6/10
A less stylish yet more understandable Argento flick
29 March 2005
Title: The Card Player (2004) Director: Dario Argento Cast: Stefania Rocca, Liam Cunningham, Claudio Santamaria, Sylvio Muccino Review: I was excited when a friend told me he'd been able to get his hands on a copy of Argentos latest film The Card Player. All I have seen as of late are his classics from his early years and I was eager to see if the master of Italian Giallos still had it in him to deliver a tense and entertaining film.

The Card Player is about a serial killer who catches his lady victims and later connects through the internet with the police department making them an offer. Either you play poker with him and win 3 out of 5 games or he kills the victim. A female detective by the name of Anna is the one who is contacted by the killer so she takes it upon herself to find a young kid who's an expert at playing poker so he can play against the killer...and maybe save the victims lives.

Watching this film I instantly noticed a few things about it. Number one, it was missing a few things that make an Argento flick and Argento flick. Namely, this movie was missing some of Argentos visual flare. His flashy camera moves and colors are gone. Too me this movie was devoid of what I loved the most about Argentos films: the color! This flick was totally colorless! And its not like in Opera where the movie purposely had sort of like a greyish almost black and white look to it...here some scenes just seem so devoid of life that I didn't feel like I was watching an Argento movie. I don't expect him to make every film look like Suspiria or Deep Red, but it just felt like that to me. Lifeless in look.

Another thing. Where were Argentos cool camera shots? Nowhere to be seen! Opera had em, Deep Red had em...even Two Evil Eyes had them. But the Card Player had non of Argentos cool camera angles that I've come to love! Bummer.

But lets move on to the positive side. We loose some (not all) of Argentos style but we gain in the "lets make this a cohesive and understandable film" department. Yes my friends, heres an Argento film that is actually cohesive and pretty easy to follow. At the same time it felt kind of weird cause I had actually gotten used to trying to figure out Argentos films like a puzzle...yet this one was strangely easy to follow. He obviously focused a whole lot more on developing and telling the story in a way that the audience could easily understand. It felt strange coming from Argento but I guess it was a welcomed thing. I guess you could see that also from a negative side since some people actually like the fact that Argentos films are not always easy to grasp. I guess you could say that this was one of his most formulaic and commercial films to date.

I enjoyed the characters very much, specially the young kid named Remo. Argento made sure that we get to know these characters well before anything happens. He makes you like em so then he can play with your nerves in those really tense sequences. And I must say that Argento still has the touch of making a tense situation and then turning up the heat and making it even more intense. I'm talking about the scene where the killer is inside of Annas apartment. That scene was pure Argento at play and it reminded me of a scene in Opera where the killer also manages to get into the girls apartment. There's another excellent scene involving a chase scene with Remo. Great stuff there and those scenes reminded me that I was in fact watching an Argento flick.
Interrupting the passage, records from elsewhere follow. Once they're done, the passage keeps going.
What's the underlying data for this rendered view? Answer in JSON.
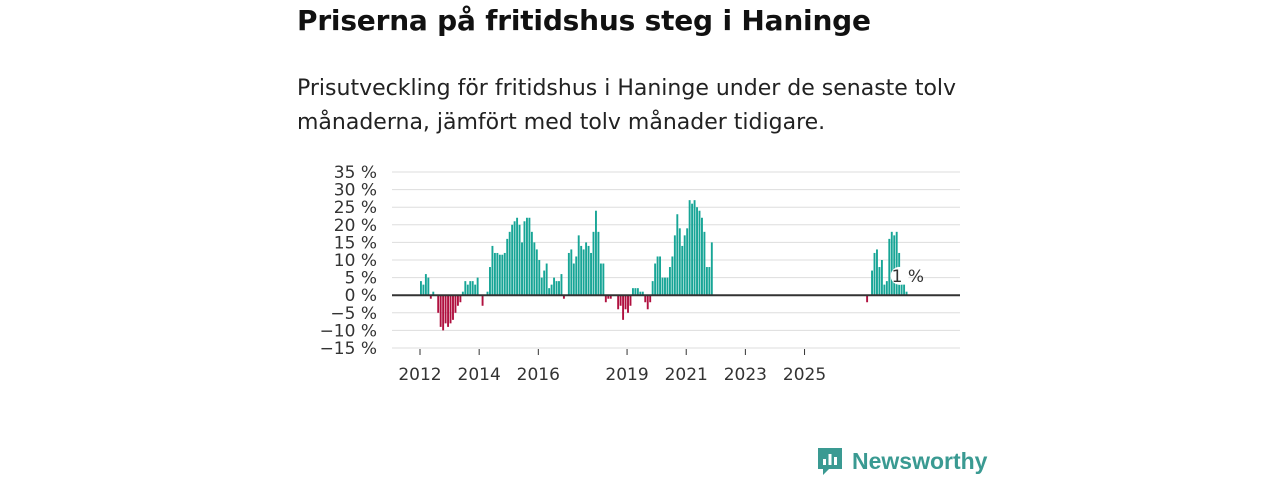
{
  "header": {
    "title": "Priserna på fritidshus steg i Haninge",
    "subtitle": "Prisutveckling för fritidshus i Haninge under de senaste tolv månaderna, jämfört med tolv månader tidigare."
  },
  "brand": {
    "name": "Newsworthy",
    "color": "#3a9a92"
  },
  "colors": {
    "positive": "#17a596",
    "negative": "#b0103f",
    "zero_line": "#333333",
    "grid": "#dddddd"
  },
  "chart_data": {
    "type": "bar",
    "x_unit": "monthly",
    "start": "2012-01",
    "values": [
      4,
      3,
      6,
      5,
      -1,
      1,
      0,
      -5,
      -9,
      -10,
      -8,
      -9,
      -8,
      -7,
      -5,
      -3,
      -2,
      1,
      4,
      3,
      4,
      4,
      3,
      5,
      0,
      -3,
      0,
      1,
      8,
      14,
      12,
      12,
      11.5,
      11.5,
      12,
      16,
      18,
      20,
      21,
      22,
      20,
      15,
      21,
      22,
      22,
      18,
      15,
      13,
      10,
      5,
      7,
      9,
      2,
      3,
      5,
      4,
      4,
      6,
      -1,
      0,
      12,
      13,
      9,
      11,
      17,
      14,
      13,
      15,
      14,
      12,
      18,
      24,
      18,
      9,
      9,
      -2,
      -1,
      -1,
      0,
      0,
      -4,
      -3,
      -7,
      -4,
      -5,
      -3,
      2,
      2,
      2,
      1,
      1,
      -2,
      -4,
      -2,
      4,
      9,
      11,
      11,
      5,
      5,
      5,
      8,
      11,
      17,
      23,
      19,
      14,
      17,
      19,
      27,
      26,
      27,
      25,
      24,
      22,
      18,
      8,
      8,
      15,
      null,
      null,
      null,
      null,
      null,
      null,
      null,
      null,
      null,
      null,
      null,
      null,
      null,
      null,
      null,
      null,
      null,
      null,
      null,
      null,
      null,
      null,
      null,
      null,
      null,
      null,
      null,
      null,
      null,
      null,
      null,
      null,
      null,
      null,
      null,
      null,
      null,
      null,
      null,
      null,
      null,
      null,
      null,
      null,
      null,
      null,
      null,
      null,
      null,
      null,
      null,
      null,
      null,
      null,
      null,
      null,
      null,
      null,
      null,
      null,
      null,
      null,
      -2,
      null,
      7,
      12,
      13,
      8,
      10,
      3,
      4,
      16,
      18,
      17,
      18,
      12,
      3,
      3,
      1
    ],
    "ylim": [
      -15,
      35
    ],
    "y_ticks": [
      "35 %",
      "30 %",
      "25 %",
      "20 %",
      "15 %",
      "10 %",
      "5 %",
      "0 %",
      "−5 %",
      "−10 %",
      "−15 %"
    ],
    "y_tick_values": [
      35,
      30,
      25,
      20,
      15,
      10,
      5,
      0,
      -5,
      -10,
      -15
    ],
    "x_ticks": [
      "2012",
      "2014",
      "2016",
      "2019",
      "2021",
      "2023",
      "2025"
    ],
    "x_tick_years": [
      2012,
      2014,
      2016,
      2019,
      2021,
      2023,
      2025
    ],
    "last_label": "1 %",
    "grid": true
  }
}
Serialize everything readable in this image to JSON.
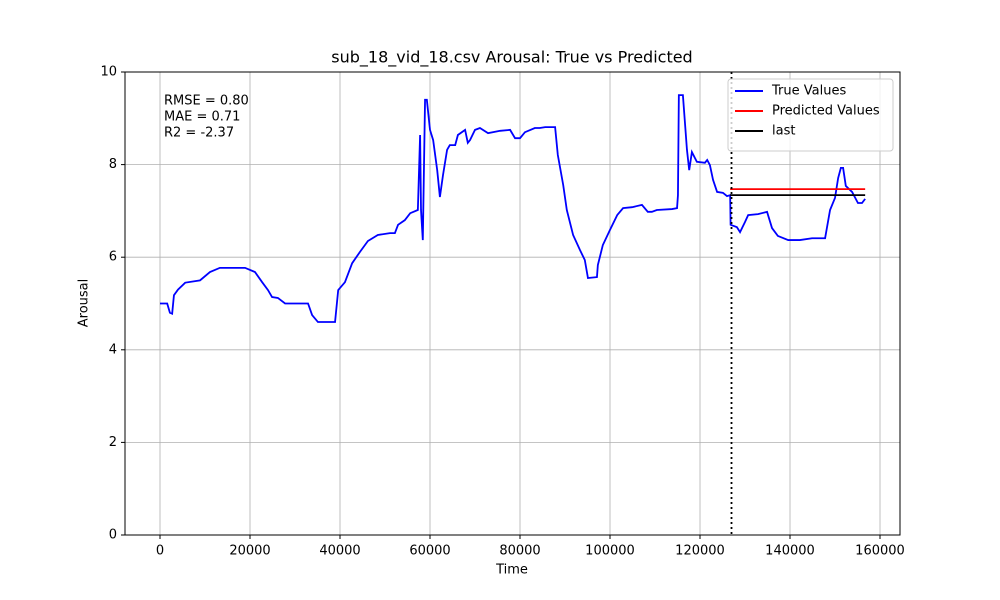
{
  "chart_data": {
    "type": "line",
    "title": "sub_18_vid_18.csv Arousal: True vs Predicted",
    "xlabel": "Time",
    "ylabel": "Arousal",
    "xlim": [
      -7778,
      164444
    ],
    "ylim": [
      0,
      10
    ],
    "xticks": [
      0,
      20000,
      40000,
      60000,
      80000,
      100000,
      120000,
      140000,
      160000
    ],
    "yticks": [
      0,
      2,
      4,
      6,
      8,
      10
    ],
    "grid": true,
    "legend": "upper right",
    "annotations": [
      "RMSE = 0.80",
      "MAE = 0.71",
      "R2 = -2.37"
    ],
    "vline": {
      "x": 127000,
      "color": "#000000",
      "style": "dotted"
    },
    "series": [
      {
        "name": "True Values",
        "color": "#0000ff",
        "x": [
          0,
          1600,
          2200,
          2700,
          3100,
          4000,
          5600,
          8900,
          11100,
          13300,
          18900,
          21100,
          22700,
          24000,
          24900,
          26200,
          27800,
          32900,
          33800,
          35100,
          38900,
          39600,
          41100,
          42700,
          44400,
          46200,
          48400,
          51100,
          52200,
          52900,
          54400,
          55600,
          57300,
          57800,
          58000,
          58400,
          58900,
          59300,
          60000,
          60700,
          61600,
          62200,
          62900,
          63800,
          64400,
          65600,
          66200,
          67800,
          68400,
          68900,
          70000,
          71100,
          72900,
          75600,
          77800,
          78900,
          80000,
          81100,
          83300,
          84400,
          85600,
          87800,
          88400,
          89600,
          90400,
          91800,
          93300,
          94400,
          95100,
          97100,
          97300,
          98400,
          100000,
          101600,
          102900,
          104900,
          107100,
          108400,
          109300,
          110400,
          113800,
          114900,
          115100,
          115300,
          116200,
          117100,
          117600,
          118200,
          119300,
          121100,
          121600,
          122200,
          122900,
          123800,
          125100,
          126000,
          126700,
          126800,
          128200,
          128900,
          130000,
          130700,
          132900,
          134900,
          136000,
          137300,
          139600,
          142200,
          144900,
          147800,
          148900,
          150000,
          150700,
          151300,
          151800,
          152400,
          153800,
          155100,
          156000,
          156700
        ],
        "values": [
          5.0,
          5.0,
          4.8,
          4.78,
          5.18,
          5.3,
          5.45,
          5.5,
          5.68,
          5.77,
          5.77,
          5.68,
          5.46,
          5.29,
          5.14,
          5.12,
          5.0,
          5.0,
          4.75,
          4.6,
          4.6,
          5.29,
          5.46,
          5.87,
          6.11,
          6.35,
          6.48,
          6.52,
          6.52,
          6.7,
          6.8,
          6.95,
          7.02,
          8.64,
          7.02,
          6.37,
          9.4,
          9.4,
          8.75,
          8.53,
          7.88,
          7.3,
          7.78,
          8.32,
          8.42,
          8.42,
          8.64,
          8.75,
          8.47,
          8.53,
          8.75,
          8.79,
          8.68,
          8.73,
          8.75,
          8.57,
          8.57,
          8.7,
          8.79,
          8.79,
          8.81,
          8.81,
          8.21,
          7.56,
          7.02,
          6.48,
          6.16,
          5.94,
          5.55,
          5.57,
          5.83,
          6.26,
          6.59,
          6.91,
          7.06,
          7.08,
          7.13,
          6.98,
          6.98,
          7.02,
          7.04,
          7.06,
          7.34,
          9.5,
          9.5,
          8.32,
          7.88,
          8.27,
          8.06,
          8.04,
          8.1,
          7.99,
          7.67,
          7.41,
          7.39,
          7.32,
          7.34,
          6.7,
          6.65,
          6.54,
          6.76,
          6.91,
          6.93,
          6.98,
          6.63,
          6.46,
          6.37,
          6.37,
          6.41,
          6.41,
          7.02,
          7.28,
          7.71,
          7.93,
          7.93,
          7.54,
          7.41,
          7.17,
          7.17,
          7.26
        ]
      },
      {
        "name": "Predicted Values",
        "color": "#ff0000",
        "x": [
          126700,
          156700
        ],
        "values": [
          7.47,
          7.47
        ]
      },
      {
        "name": "last",
        "color": "#000000",
        "x": [
          126700,
          156700
        ],
        "values": [
          7.34,
          7.34
        ]
      }
    ]
  }
}
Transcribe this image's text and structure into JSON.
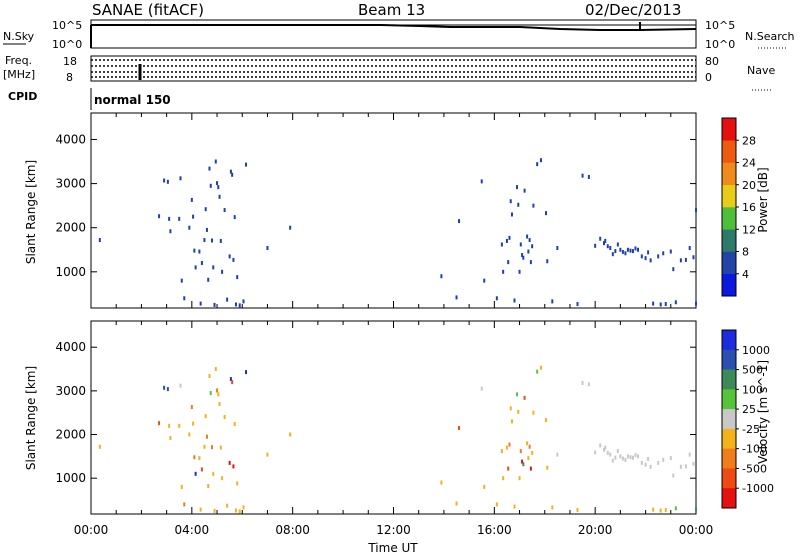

Gone is the gore and blood. Sorry folks but it appears that in todays modern PC world even Argento has had to bow down to the powers that be and he went and made a film without practically any blood in it. There's some violence and the death sequences are great...but unfortunately bloodless. So be ready for that. I didn't really feel it so much because aside from the fact that the death sequences had little to no blood, Argento still managed to make em suspenseful and tense. He replaced blood with really tight suspense sequences. The scenes where we see the card games on the computer where great because they actually show the face of the victim on the computer screen as we watch the game going on. Nice touch and hearing the victims screams during the poker game was a fantastic choice that made the proceedings all the more tense.

So what we have here is an Argento flick without the usual Argento staples like stylish colors and creative camera angles. Still, without those things we've come to expect from the man, Argento managed to put his stamp on the film in other ways . All in all an entertaining flick that shows us glimpses of who Argento was in his blood drenched glory days but it seems to me like this movie was very restrained, kind of afraid to be what it should have been. Its Argento for a PC world.